GDF…P/E=G – Formula #3:
Our third formula is designated GDF…P/E=G which stands for Graham Dodd Formula-P/E equals growth, to distinguish it from the other two. This is an extrapolation between the pure GDF and P/E=G. This formula is used for companies growing earnings of 5% to 15% (5.01% to 14.99%). This represents a range that the average company falls in. Therefore, when this formula is used, a straight 15 multiple (P/E = 15) representing average will compute.
To summarize, the GDF formula is used for companies growing at 5% or less, the P/E=G formula is used for earnings growth of 15% or better, and the GDF…P/E=G extrapolated formula is used for growth rates between 5% to 15%. First and foremost, your goal should be to try to draw a chart that makes the most sense. In some cases this may mean removing an anomalous number that skews the results.

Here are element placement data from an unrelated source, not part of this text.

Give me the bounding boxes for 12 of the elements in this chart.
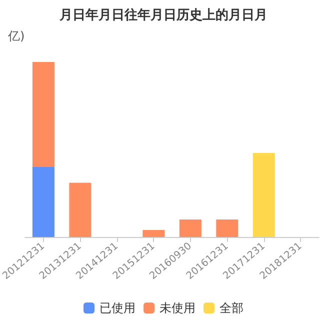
bar <box>142 230 165 237</box>
bar <box>216 220 238 237</box>
bar <box>69 182 92 237</box>
y-axis-title: 亿) <box>7 29 25 43</box>
legend-label: 已使用 <box>100 301 136 315</box>
chart-title: 月日年月日往年月日历史上的月日月 <box>58 7 268 23</box>
legend-label: 未使用 <box>160 301 196 315</box>
bar <box>32 62 54 167</box>
bar <box>32 167 54 237</box>
legend-label: 全部 <box>220 301 244 315</box>
bar <box>252 153 275 237</box>
bar <box>179 220 202 237</box>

For example, if a company you are drawing using a 10- year graph and it has 9 years of similar growth like say 8% to 12%, but one year where earnings grew at 400%; this last number distorts the true average. Therefore, you would want to draw a chart for a time frame that eliminated the bad number.
Also, we find it useful to start out drawing a 20-year chart, and then reducing the number of years in increments of 5. In other words, draw a 20-year, then a 15-year, followed by a 10-year, followed by a 5-year. This exercise allows you to determine if the earnings growth rate is accelerating or decelerating. This is obviously important information to have. However, keep in mind that the F.A.S.T. Graphs™ tool is dynamic and automatically calculates and applies the appropriate earnings multiples to various levels of growth (GDF, P/E=G, and GDF…P/E=G). Let us add that in theory at least, shorter time frames can be more meaningful than longer time frames. In other words, growth for the last 3 or 4 or 5 years may be more indicative of future growth than the past 20 years. On the other hand, the long-term record provides considerable insight into how well a company has historically been managed. This can be especially meaningful when evaluating dividend growth stocks. If you’re counting on dividends, then a review of the company’s long-term record on payout ratios, dividend growth rates, etc., will add that depth of insight.
One final comment: Although it is important to understand the formulas behind the calculations, we believe it’s more important that they work. In other words, after extensive research and trial and error, we have found that the formulas that FAST Graphs™ makes use of draw meaningful earnings and price correlated graphics that can be utilized as proxies for true worth valuation. Therefore, the subscriber should always remember that Fast Graphs™ is a “Tool to Think With.”